Scaling Groups

The Scaling Groups tab details the various computational scaling groups available in Orion.

../_images/system_scaling.png

Figure 1. The Scaling Groups tab of the System Information page.

The table below represents spot and nonspot/on-demand EC2 instances.

Table 1. Scaling groups.

Name

Description

Type

EC2 instance type and specification.

  • Hovering over the infoicon icon provides further details about the Auto Scaling Group (ASG).
  • Group Name represents either an Internal or AWS group name.

Affinity

A scheduler feature to increase the preference of a group (the default is 0).

CPU

CPUs available.

GPU

GPUs available.

Memory

Memory available.

Disk Space

Disk space available.

State

Indicates the state of an ASG.

  • Healthy: New instances can be added.
  • Drain: Due to administrative action, existing instances will not be given more work and will be
    terminated as they finish their current work. New instances will not be added.
  • Not Configured: A new group that will attempt to start a new instance to finish configuration.
  • Scaling Suspended: Existing instances accept work, but new instances cannot be added
    due to AWS capacity.
  • Failed: Due to persistent errors, existing instances will not be given more work and
    will be terminated. New instances will not be added.
  • Suspect: Non-scaling AWS errors are occurring. Existing instances will accept work, but new
    instances cannot be added. If errors continue, the group state will move to “Failed”.

Scaling

ASG policy.

  • Adjusts the desired capacity of the group between the minimum and maximum capacity values.
  • Launches or terminates the instances as needed. The number of instances increase (Up arrow) or
    decrease (Down arrow) dynamically to meet changing conditions.

Details

Shows the state of the ASG and whether it is Active or Deactivated.

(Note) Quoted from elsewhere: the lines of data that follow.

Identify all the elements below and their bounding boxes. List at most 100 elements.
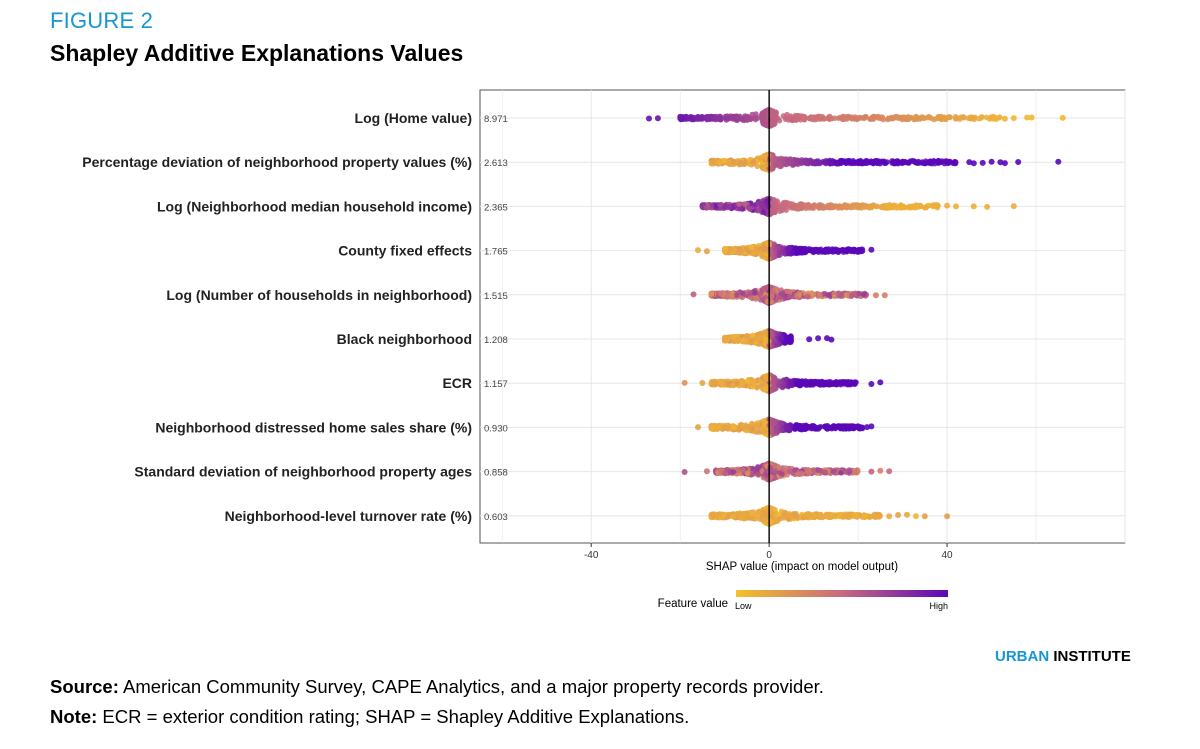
outlier-point bbox=[868, 381, 875, 387]
data-point bbox=[713, 115, 720, 121]
data-point bbox=[784, 111, 790, 118]
data-point bbox=[817, 292, 823, 299]
data-point bbox=[914, 115, 921, 122]
data-point bbox=[935, 160, 942, 166]
outlier-point bbox=[966, 159, 973, 166]
data-point bbox=[992, 114, 999, 121]
data-point bbox=[837, 114, 844, 121]
data-point bbox=[750, 159, 757, 165]
data-point bbox=[899, 158, 906, 165]
outlier-point bbox=[1001, 160, 1008, 167]
data-point bbox=[861, 115, 867, 122]
outlier-point bbox=[984, 203, 991, 210]
data-point bbox=[770, 385, 777, 391]
outlier-point bbox=[699, 380, 706, 386]
data-point bbox=[730, 382, 736, 389]
data-point bbox=[914, 160, 921, 166]
data-point bbox=[906, 115, 912, 121]
data-point bbox=[979, 114, 985, 120]
outlier-point bbox=[881, 292, 888, 299]
data-point bbox=[743, 339, 749, 345]
data-point bbox=[848, 293, 855, 299]
outlier-point bbox=[997, 159, 1004, 166]
data-point bbox=[774, 161, 781, 168]
outlier-point bbox=[681, 379, 688, 386]
outlier-point bbox=[646, 115, 652, 122]
data-point bbox=[788, 157, 794, 164]
data-point bbox=[930, 202, 937, 209]
data-point bbox=[736, 201, 742, 207]
data-point bbox=[811, 114, 818, 120]
data-point bbox=[772, 245, 778, 251]
data-point bbox=[781, 201, 787, 208]
data-point bbox=[708, 116, 714, 122]
data-point bbox=[770, 206, 776, 212]
data-point bbox=[799, 202, 806, 209]
outlier-point bbox=[1001, 115, 1008, 122]
outlier-point bbox=[1010, 115, 1017, 122]
x-tick-label: 0 bbox=[766, 550, 772, 561]
data-point bbox=[752, 289, 758, 296]
data-point bbox=[761, 154, 768, 160]
data-point bbox=[810, 291, 816, 298]
outlier-point bbox=[815, 335, 822, 342]
data-point bbox=[851, 160, 857, 167]
data-point bbox=[780, 383, 786, 389]
outlier-point bbox=[695, 247, 701, 254]
data-point bbox=[832, 248, 839, 255]
data-point bbox=[826, 115, 832, 122]
data-point bbox=[996, 114, 1003, 120]
data-point bbox=[906, 203, 913, 210]
data-point bbox=[823, 381, 830, 388]
data-point bbox=[807, 247, 813, 253]
data-point bbox=[730, 114, 736, 120]
data-point bbox=[776, 117, 783, 124]
data-point bbox=[832, 115, 838, 121]
data-point bbox=[755, 207, 761, 214]
outlier-point bbox=[1059, 114, 1066, 121]
data-point bbox=[846, 160, 853, 166]
data-point bbox=[884, 159, 890, 165]
data-point bbox=[726, 203, 733, 210]
data-point bbox=[872, 158, 878, 164]
data-point bbox=[749, 332, 756, 339]
outlier-point bbox=[872, 292, 879, 299]
data-point bbox=[779, 207, 785, 214]
data-point bbox=[825, 249, 832, 255]
data-point bbox=[812, 160, 818, 167]
data-point bbox=[738, 248, 744, 254]
data-point bbox=[757, 330, 764, 337]
data-point bbox=[921, 115, 927, 121]
data-point bbox=[786, 246, 792, 252]
data-point bbox=[710, 160, 716, 166]
data-point bbox=[765, 241, 771, 247]
data-point bbox=[702, 114, 708, 121]
data-point bbox=[892, 159, 899, 166]
data-point bbox=[960, 114, 967, 120]
data-point bbox=[721, 157, 727, 164]
data-point bbox=[687, 115, 694, 121]
outlier-point bbox=[1015, 159, 1022, 165]
data-point bbox=[778, 155, 784, 162]
outlier-point bbox=[1024, 114, 1031, 121]
data-point bbox=[737, 159, 744, 166]
outlier-point bbox=[1010, 203, 1017, 210]
data-point bbox=[844, 116, 850, 122]
data-point bbox=[856, 114, 863, 121]
data-point bbox=[986, 116, 993, 122]
data-point bbox=[746, 291, 753, 297]
outlier-point bbox=[1028, 114, 1035, 121]
data-point bbox=[797, 382, 803, 389]
data-point bbox=[703, 205, 710, 211]
data-point bbox=[718, 379, 725, 386]
data-point bbox=[739, 116, 746, 123]
data-point bbox=[833, 160, 839, 166]
data-point bbox=[926, 160, 933, 166]
outlier-point bbox=[877, 379, 884, 386]
data-point bbox=[839, 158, 845, 165]
x-tick-label: 40 bbox=[942, 550, 954, 561]
data-point bbox=[856, 246, 862, 253]
data-point bbox=[678, 116, 684, 123]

Healthy Instances: Number of instances currently available to do process work.

Desired: Number of instances the scheduler would like to have as healthy.

Min: Minimum size of the group (the default is 0).

Max: Maximum size of the group (a useful value to limit spending in Orion).

Usage

Percentage of resources currently provided by the ASG.

Cost/Hour

Hourly instance cost. If spot, it will update regularly.

Pool

Scheduler feature used to segregate tasks into separate scaling groups.

Edit

Allows an Orion Stack admin to manage an ASG. Available options are Min Size, Max Size, Min Reserve,
Affinity, and State.

As tasks are submitted to Orion, the scheduler decides where to place the work based on the hardware and spot requirements of the cubes, as well as other factors (such as pool or affinity). As the workload grows, more instances are launched. This is first seen by an increased desired instances count; soon thereafter, the healthy instances should match this. Desired and healthy instances are not allowed to exceed the maximum size.

Once work is complete and Orion starts to scale down, users then see the desired count drop far more quickly than the healthy count. This is for two reasons: (1) those instances are likely still working on their current task, and (2) Orion does not terminate instances immediately after they complete work as startup time is real (several minutes depending on instance type and pricing model), so they remain as hot instances for new work.

If the desired count is higher than the healthy count for a long period, there is probably limited spot availability or no availability.